Mankind has made mistakes, but with the invention of the micro-scope just look at the things we've discovered about bacteria & using this technology to fix the messes we make. In the past nomads would just move on to different hunting grounds & cavemen would find different caves after overhunting or denuding a forested area for firewood. Nowadays we can't do these things, but voila, we are learning through science that we can avoid being haphazardly destructive to our environment. My hat is off to my fellow practitioners in scientific endeavors in refusing to participate in the "blame game", and instead they roll up their sleeves & go to work fixing these problems.
barakn
3 / 5 (2) Mar 11, 2014
Some pretty amateur mistakes are visible right in the photo. Somehow bacteria are not capable of transferring between pots that are right next to each other... yeah, right. But even more importantly, the experimenters decided to use different pot colors for the two groups. I guess it's the lazy way of labeling them, but it causes important differences. First, the outsides of the green pots will absorb more sunlight than the white pots, heating the soil up two a higher temperature and driving off moisture. If they didn't compensate for the excess water loss extra water, then the plants in the green pots might have had to close down their stomata more often to prevent water loss, leading to less intake of CO2 and less growth.
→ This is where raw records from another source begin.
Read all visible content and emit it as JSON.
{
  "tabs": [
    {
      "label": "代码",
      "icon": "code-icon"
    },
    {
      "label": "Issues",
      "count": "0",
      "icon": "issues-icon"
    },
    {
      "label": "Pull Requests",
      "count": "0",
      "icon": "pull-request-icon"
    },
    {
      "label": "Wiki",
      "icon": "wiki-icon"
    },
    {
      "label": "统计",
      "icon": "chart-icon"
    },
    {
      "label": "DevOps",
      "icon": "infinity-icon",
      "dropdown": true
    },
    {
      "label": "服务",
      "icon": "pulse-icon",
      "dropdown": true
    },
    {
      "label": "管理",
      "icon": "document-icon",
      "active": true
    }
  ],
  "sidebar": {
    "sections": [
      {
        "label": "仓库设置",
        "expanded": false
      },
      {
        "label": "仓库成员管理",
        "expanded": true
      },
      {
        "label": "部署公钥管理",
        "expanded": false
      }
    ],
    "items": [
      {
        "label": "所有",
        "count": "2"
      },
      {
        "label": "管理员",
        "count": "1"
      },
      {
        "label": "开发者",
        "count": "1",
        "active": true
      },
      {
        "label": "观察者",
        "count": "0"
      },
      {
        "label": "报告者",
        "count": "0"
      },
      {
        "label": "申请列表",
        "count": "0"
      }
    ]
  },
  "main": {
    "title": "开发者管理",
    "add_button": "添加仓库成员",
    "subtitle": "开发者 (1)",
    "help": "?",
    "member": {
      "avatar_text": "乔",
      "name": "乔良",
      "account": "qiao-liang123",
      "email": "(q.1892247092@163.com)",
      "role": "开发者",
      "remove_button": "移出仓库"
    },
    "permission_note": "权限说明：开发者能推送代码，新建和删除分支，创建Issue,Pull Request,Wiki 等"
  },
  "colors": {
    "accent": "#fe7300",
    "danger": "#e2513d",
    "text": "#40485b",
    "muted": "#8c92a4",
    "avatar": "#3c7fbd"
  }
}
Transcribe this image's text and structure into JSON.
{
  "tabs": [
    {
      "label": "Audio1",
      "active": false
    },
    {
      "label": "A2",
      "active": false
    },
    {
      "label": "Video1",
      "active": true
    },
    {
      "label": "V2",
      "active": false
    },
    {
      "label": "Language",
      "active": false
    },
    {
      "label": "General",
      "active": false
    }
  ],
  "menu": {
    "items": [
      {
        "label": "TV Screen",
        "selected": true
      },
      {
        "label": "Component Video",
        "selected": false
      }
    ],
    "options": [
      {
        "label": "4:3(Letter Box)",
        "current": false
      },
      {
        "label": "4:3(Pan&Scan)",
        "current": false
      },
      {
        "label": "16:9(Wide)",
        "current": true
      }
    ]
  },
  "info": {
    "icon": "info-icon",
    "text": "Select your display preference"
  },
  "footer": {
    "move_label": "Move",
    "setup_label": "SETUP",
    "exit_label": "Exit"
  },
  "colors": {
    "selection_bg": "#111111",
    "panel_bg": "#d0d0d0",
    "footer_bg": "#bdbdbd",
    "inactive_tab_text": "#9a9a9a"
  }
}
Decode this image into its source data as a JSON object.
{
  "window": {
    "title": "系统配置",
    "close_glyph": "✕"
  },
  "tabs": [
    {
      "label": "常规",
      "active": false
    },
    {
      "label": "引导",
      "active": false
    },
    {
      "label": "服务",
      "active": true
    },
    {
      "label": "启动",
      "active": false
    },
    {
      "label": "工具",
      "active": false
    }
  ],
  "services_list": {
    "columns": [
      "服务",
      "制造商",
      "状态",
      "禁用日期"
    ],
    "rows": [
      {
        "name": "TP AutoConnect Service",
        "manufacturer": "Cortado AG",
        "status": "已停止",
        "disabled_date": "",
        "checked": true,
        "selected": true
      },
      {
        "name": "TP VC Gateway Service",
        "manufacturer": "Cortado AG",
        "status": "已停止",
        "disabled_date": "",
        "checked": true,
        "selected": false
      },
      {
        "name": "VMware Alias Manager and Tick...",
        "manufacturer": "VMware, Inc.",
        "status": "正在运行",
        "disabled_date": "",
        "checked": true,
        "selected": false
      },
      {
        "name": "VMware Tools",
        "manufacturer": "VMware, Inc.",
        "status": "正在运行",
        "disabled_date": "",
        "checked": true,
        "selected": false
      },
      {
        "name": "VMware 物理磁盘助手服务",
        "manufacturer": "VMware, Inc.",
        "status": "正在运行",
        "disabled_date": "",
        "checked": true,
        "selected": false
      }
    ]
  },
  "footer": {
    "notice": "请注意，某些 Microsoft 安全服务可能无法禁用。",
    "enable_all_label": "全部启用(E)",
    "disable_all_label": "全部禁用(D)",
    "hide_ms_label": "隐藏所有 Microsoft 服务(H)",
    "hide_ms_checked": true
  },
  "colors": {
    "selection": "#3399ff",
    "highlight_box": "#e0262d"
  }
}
If they did compensate with extra water that wasn't distilled, more salts would have built up in the green pot soil, which also would have inhibited the plants from pulling moisture from the soil and caused some other biochemical differences.
barakn
3 / 5 (2) Mar 11, 2014
Also the white pots would have bounced a better spectrum of light at their plants, whereas the green pots would have reflected the least useful part of the spectrum directly at their plants, once again leading to higher temperatures, water loss, and stomatal closure. Instead of changing one variable at a time, they've changed several. There's also going to be differences in how the bacteria respond to the different heat and moisture environments. This is bad science, and I hope for their sake the plants in the photo were not incorporated into the experimental results.